Familial Atypical Hemolytic Uremic Syndrome: A Review of Its Genetic and Clinical Aspects

1Interdepartmental PhD Program in Genetics, University of Iowa, Iowa City, IA52242, USA
2Division of Nephrology, Department of Internal Medicine, Carver College of Medicine, University of Iowa, 5270 CBRB, Iowa City, IA 52242, USA
3Laboratory of Molecular Genetics, Fondazione IRCCS Cà Granda Ospedale Maggiore Policlinico, Milan 20122, Italy
4Center for HUS Control, Fondazione IRCCS Cà Granda Ospedale Maggiore Policlinico, Milan 20122, Italy

Received 6 July 2012; Accepted 24 September 2012

Academic Editor: Michael A. Flierl

Copyright © 2012 Fengxiao Bu et al. This is an open access article distributed under the Creative Commons Attribution License, which permits unrestricted use, distribution, and reproduction in any medium, provided the original work is properly cited.

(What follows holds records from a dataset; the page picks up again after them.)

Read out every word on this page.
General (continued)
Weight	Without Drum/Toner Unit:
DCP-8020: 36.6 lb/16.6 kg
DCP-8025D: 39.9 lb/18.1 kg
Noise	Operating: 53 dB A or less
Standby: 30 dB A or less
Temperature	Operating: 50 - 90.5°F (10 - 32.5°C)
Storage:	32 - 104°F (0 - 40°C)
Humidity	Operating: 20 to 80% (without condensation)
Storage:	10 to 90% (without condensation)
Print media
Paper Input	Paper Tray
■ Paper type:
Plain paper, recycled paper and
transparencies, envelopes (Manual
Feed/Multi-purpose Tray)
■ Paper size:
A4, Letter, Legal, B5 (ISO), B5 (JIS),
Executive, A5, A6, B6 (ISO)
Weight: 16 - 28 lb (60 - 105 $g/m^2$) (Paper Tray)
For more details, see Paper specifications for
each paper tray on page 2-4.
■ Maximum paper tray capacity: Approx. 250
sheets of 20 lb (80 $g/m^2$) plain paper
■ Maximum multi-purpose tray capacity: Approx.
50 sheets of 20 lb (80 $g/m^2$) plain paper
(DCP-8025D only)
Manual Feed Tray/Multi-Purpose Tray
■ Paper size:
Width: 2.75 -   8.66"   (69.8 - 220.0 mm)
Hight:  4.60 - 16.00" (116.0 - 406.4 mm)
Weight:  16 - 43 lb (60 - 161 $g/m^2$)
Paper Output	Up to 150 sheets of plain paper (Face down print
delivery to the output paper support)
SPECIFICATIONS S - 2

Atypical hemolytic uremic syndrome (aHUS) is a rare renal disease (two per one million in the USA) characterized by microangiopathic hemolytic anemia, thrombocytopenia, and acute renal failure. Both sporadic (80% of cases) and familial (20% of cases) forms are recognized. The study of familial aHUS has implicated genetic variation in multiple genes in the complement system in disease pathogenesis, helping to define the mechanism whereby complement dysregulation at the cell surface level leads to both sporadic and familial disease. This understanding has culminated in the use of Eculizumab as first-line therapy in disease treatment, significantly changing the care and prognosis of affected patients. However, even with this bright outlook, major challenges remain to understand the complexity of aHUS at the genetic level. It is possible that a more detailed picture of aHUS can be translated to an improved understanding of disease penetrance, which is highly variable, and response to therapy, both in the short and long terms.